RPOs are the latest toy in every offensive coordinator’s toy chest these days and Northwestern head coach Pat Fitzgerald, a College Football Hall of Fame linebacker, hates them, like all dogs naturally hate any advancements in the cat industry that tip the scales from canines to felines.
Asked about them on Tuesday, Fitzgerald compared them, jokingly, to communism.
“It’s communism,” he said. “RPO is the purest form of communism.”
Fitzgerald expanded on his line of thinking, explaining that RPOs allow offenses to bend the rules by getting linemen further down the field than they technically were allowed to and got away with it anyway. And, thus, they were bad.

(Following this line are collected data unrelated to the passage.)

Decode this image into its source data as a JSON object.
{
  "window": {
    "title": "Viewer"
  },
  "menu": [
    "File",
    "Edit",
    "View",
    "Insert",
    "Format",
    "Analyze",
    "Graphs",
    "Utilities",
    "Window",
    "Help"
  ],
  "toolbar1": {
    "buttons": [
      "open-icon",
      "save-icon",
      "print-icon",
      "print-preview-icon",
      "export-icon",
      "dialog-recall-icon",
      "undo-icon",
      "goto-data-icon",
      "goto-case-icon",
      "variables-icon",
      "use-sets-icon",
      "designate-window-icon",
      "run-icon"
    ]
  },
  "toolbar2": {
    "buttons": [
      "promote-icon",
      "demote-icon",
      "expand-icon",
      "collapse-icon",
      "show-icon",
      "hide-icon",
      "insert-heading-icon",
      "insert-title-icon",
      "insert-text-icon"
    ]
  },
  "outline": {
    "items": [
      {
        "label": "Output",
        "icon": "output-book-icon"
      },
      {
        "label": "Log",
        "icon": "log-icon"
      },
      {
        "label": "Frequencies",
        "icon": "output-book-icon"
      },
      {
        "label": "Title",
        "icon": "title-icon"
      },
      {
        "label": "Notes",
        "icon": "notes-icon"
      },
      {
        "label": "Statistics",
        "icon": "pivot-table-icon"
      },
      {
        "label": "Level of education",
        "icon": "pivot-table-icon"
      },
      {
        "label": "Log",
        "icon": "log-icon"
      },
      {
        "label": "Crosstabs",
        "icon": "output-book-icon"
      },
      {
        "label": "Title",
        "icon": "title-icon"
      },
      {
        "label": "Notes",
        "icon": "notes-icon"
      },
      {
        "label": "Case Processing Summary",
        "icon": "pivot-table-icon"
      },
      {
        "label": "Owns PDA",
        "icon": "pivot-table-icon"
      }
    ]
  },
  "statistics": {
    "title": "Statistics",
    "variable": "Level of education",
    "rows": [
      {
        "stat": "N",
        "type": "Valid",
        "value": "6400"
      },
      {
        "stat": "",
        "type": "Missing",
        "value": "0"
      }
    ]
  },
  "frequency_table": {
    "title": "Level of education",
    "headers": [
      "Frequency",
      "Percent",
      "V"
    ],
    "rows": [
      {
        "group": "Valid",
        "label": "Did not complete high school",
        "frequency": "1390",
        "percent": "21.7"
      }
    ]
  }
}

“I don’t understand how offensive linemen can be downfield. It used to be when [an offensive lineman] tripped and fell down, it was illegal man downfield. Now if it’s just an uncovered lineman and you go 2.3 yards downfield, it’s not a penalty. But if you go three yards it is and nobody can see it until after the ball is thrown,” he said.
“It’s the rules. You can complain all you want. If I want to get it fixed I guess I can beg to get on the rules committee. It’s the most en vogue change, I think, in football. If you’re a purist of football, it’s not the game. It’s not. People downfield blocking and the ball being thrown should be illegal.”
"RPO is the purest form of communism."
— Big Ten Network (@BigTenNetwork) September 11, 2018
You can't watch football without hearing "RPO" these days, and @coachfitz51 has some strong thoughts on the Run-Pass Option: pic.twitter.com/isVYvkPCvr
Fitzgerald makes a good point, but any advantage afforded to opposing offensive linemen are by definition available to Northwestern’s linemen as well.
Considering that the Wildcats have ranked in the top 50 nationally in scoring once in the past decade (42nd in 2012) while placing 83rd or lower four times, and rank 111th in this young season, perhaps Fitzgerald should instruct his offensive staff to crack open some Karl Marx.